Aqui uma coisa interessante acontece. A banda faz um disco diferente do que costumava fazer, deixando de um jeito claro: mais rock. As músicas tem temáticas um pouco mais diversificadas, talvez essa é a prova definitiva que a banda tinha talento para fazer o que bem entendesse do jeito deles e ficaria bom.
Novamente é um disco com vários artistas convidados para enriquecer a música. A saída do Richard Sinclair (para formar o Hatfield and the North) e a volta do David Sinclair para os teclados foi o principal motivo do jazz estar fora de foco aqui e o uso de ritmos mais agitados (dançantes, como eles diziam na Inglaterra).
Para quem não está acostumado com o prog rock de Canterbury vai achar esse disco o mais acessível. Mas o disco é bom pra caramba mesmo, mesmo agregando outras frentes da música eles ainda fizeram o progressivo que lhes era familiar.

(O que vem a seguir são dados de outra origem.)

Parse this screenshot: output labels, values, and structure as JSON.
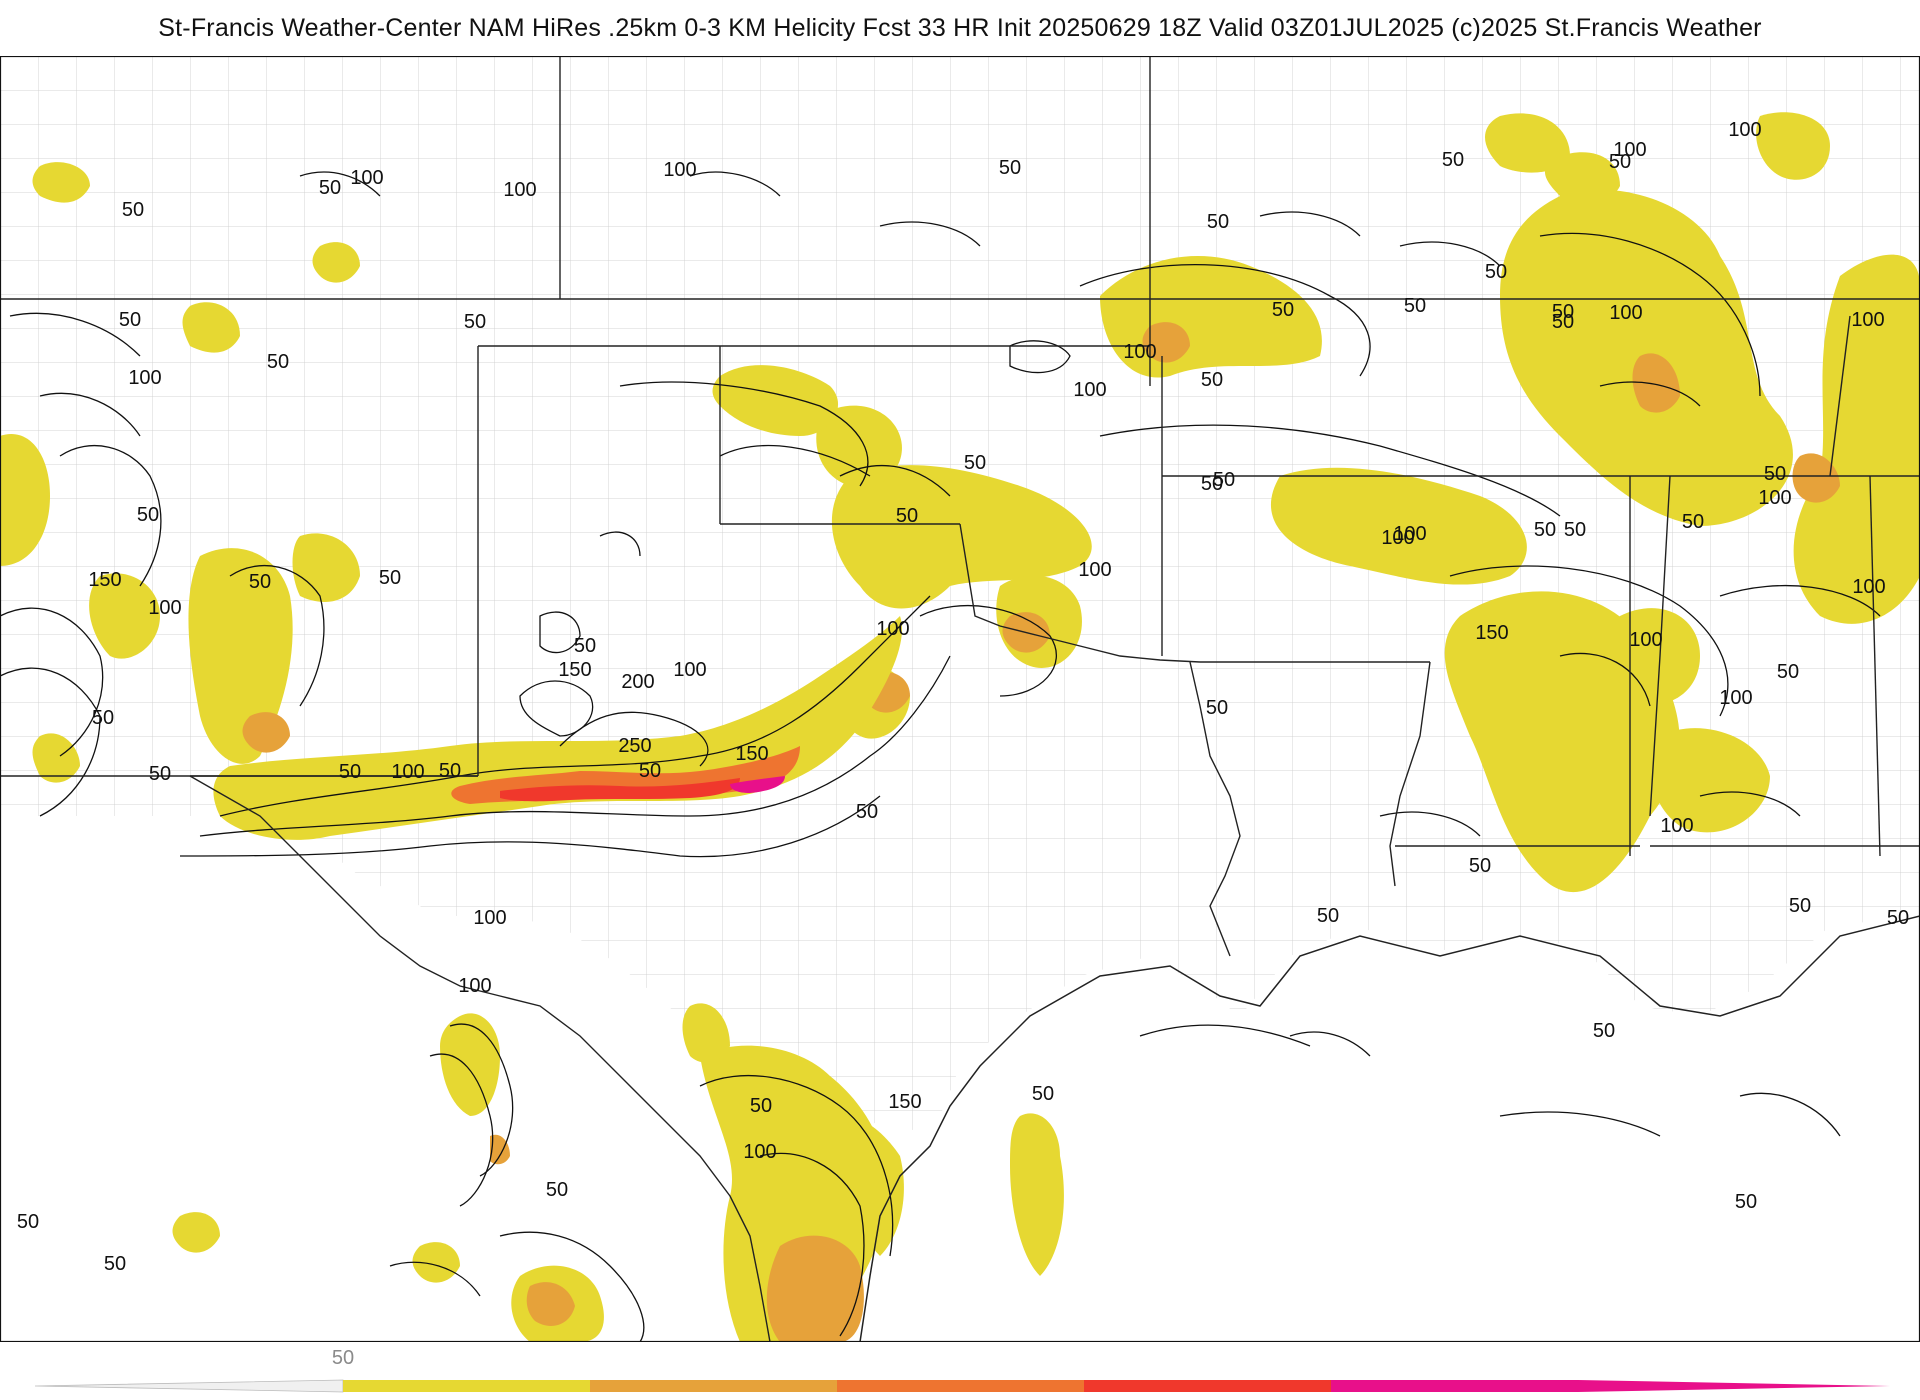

Na minha opinião os pontos altos são:
Memory Lain, Hugh / Headloss com sua introdução meio country feita com viola, ritmo animado durante as partes com letra e batida mais hard rock (principalmente a guitarra e a bateria intensa).
C'thlu Thlu com seu tom tenebroso que é quebrado pelo refrão cantado no estilo pop e do meio ao fim rola um som atmosférico e obscuro a lá King Crimson, me lembra Blue Oyster Cult também. O baixo é a estrela da música definitivamente.
The Dog, The Dog, He's At It Again é tipo um rock dos anos 60 feito com o cuidado especial do progressivo. Música melódica e nostálgica.
L'auberge du Sanglier / A Hunting We Shall Go / Pengola / Backwards / A Hunting We Shall Go que é o principal trabalho do disco. Coincidentemente ou não eles sempre botam as melhores como últimas faixas. Música mais sinfônica deles, a que soa mais grandiosa. Ela não é necessariamente um exagero de teclado com tom alto, tema medieval/barroco proeminente, é só o jeito que a música segue, ela dá essa sensação de majestosidade. O violoncelo elétrico ajuda a dar essa impressão forte, há vários sons acontecendo de forma harmoniosa e que evoluem de acordo com o ritmo dado, a própria definição de rock progressivo.
É isso folks, sábado eu faço um desses para Soft Machine e o resto eu penso no caso.